Figure 1. The anatomical relationship between the meninges, cerebral blood vessels, and CNS parenchyma

The meninges are composed of three layers: the dura mater, arachnoid mater, and pia mater. These tissues surround the brain and spinal cord and house the cerebrospinal fluid (CSF) located within the subarachnoid space. CSF provides buoyancy to the brain, regulates cerebral blood flow but also serves as a passageway from the peripheral blood circulation into the meninges. CSF is produced by the choroid plexus, which lines the ventricles of the brain. In the brain, the gray matter, containing the less myelinated nerve cell bodies, is located directly adjacent to the meninges with in direct contact with the pia mater. The white matter contains the highly myelinated nerve axons of and is more centrally located. In the spinal cord, the gray matter is located at the center and the white matter comprises the lateral aspects of the cord (not depicted). Pia-lined blood vessels form the blood-brain barrier as they transition into the CNS parenchyma.

Figure 2. CSF flows from the ventricles to the subarachnoid space of the meninges

The choroid plexus is a specialized epithelium lining all four ventricles of the brain (third and fourth ventricles depicted above) that produces cerebrospinal fluid (CSF). The CSF freely flows from the ventricles to the subarachnoid space of the meninges before resorption via the arachnoid villi into the dural sinuses.
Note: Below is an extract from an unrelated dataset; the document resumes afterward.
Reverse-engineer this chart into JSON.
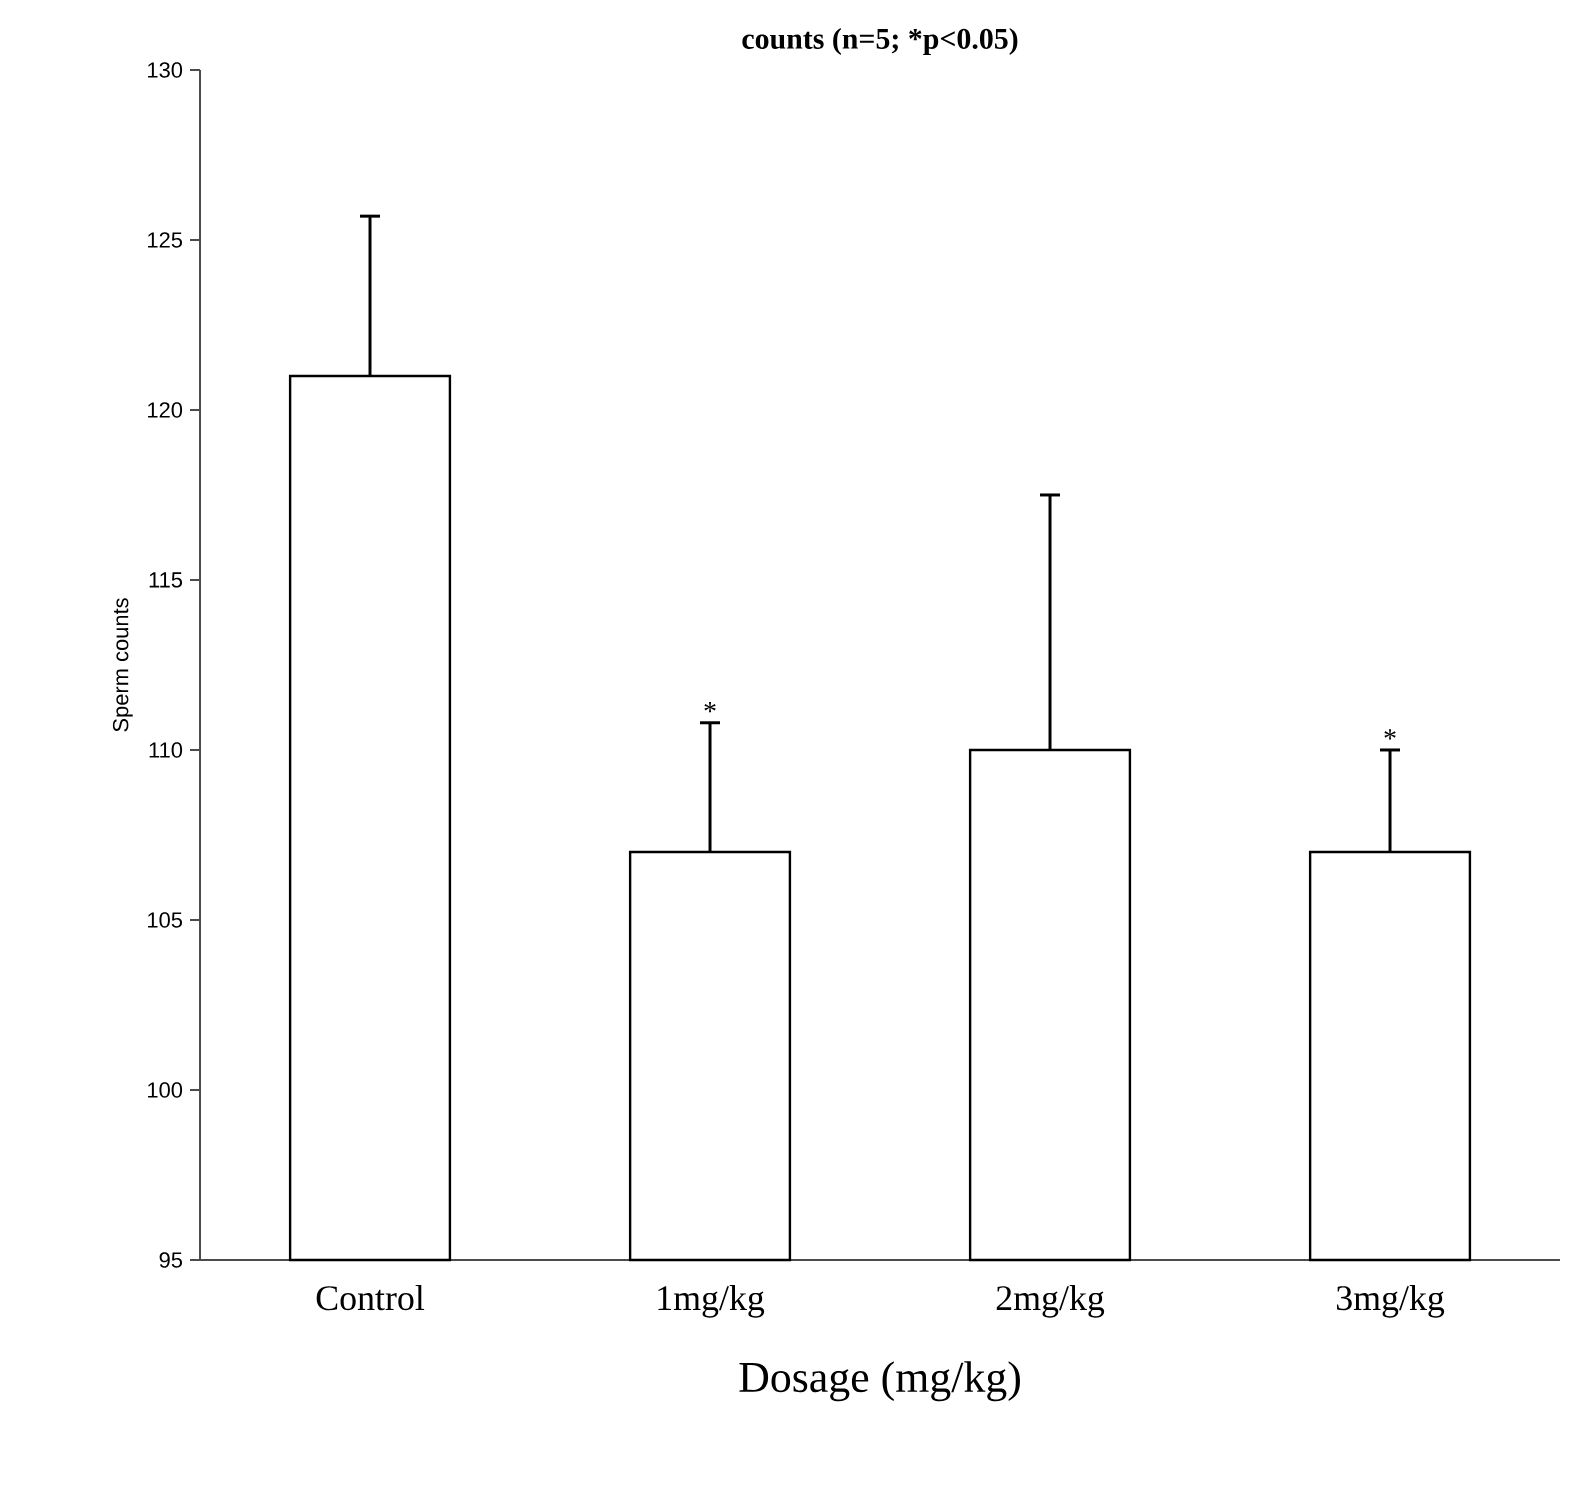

Figure 3. Damage by the “second-wave” cells is hypothesized to be executed by pro-inflammatory mediator diffusion from the meninges into the CNS parenchyma

Infiltrating and resident meningeal cells are activated to produce harmful mediators (i.e. IFNγ, TNF, and likely GM-CSF, IL-17, etc.). These mediators diffuse into the Virchow-Robin spaces and across the pia mater to damage neurons and oligodendrocytes directly or by activating resident microglia and infiltrating CNS cells.

Figure 4. The “two-step” hypothesis

Proposed sequence of events that mediate T cell access to the uninflamed CNS. The first wave depicts the presumed physiological immune surveillance of the CNS by T cells, while the second wave occurs only if autoreactive T cells interact with their cognate antigen.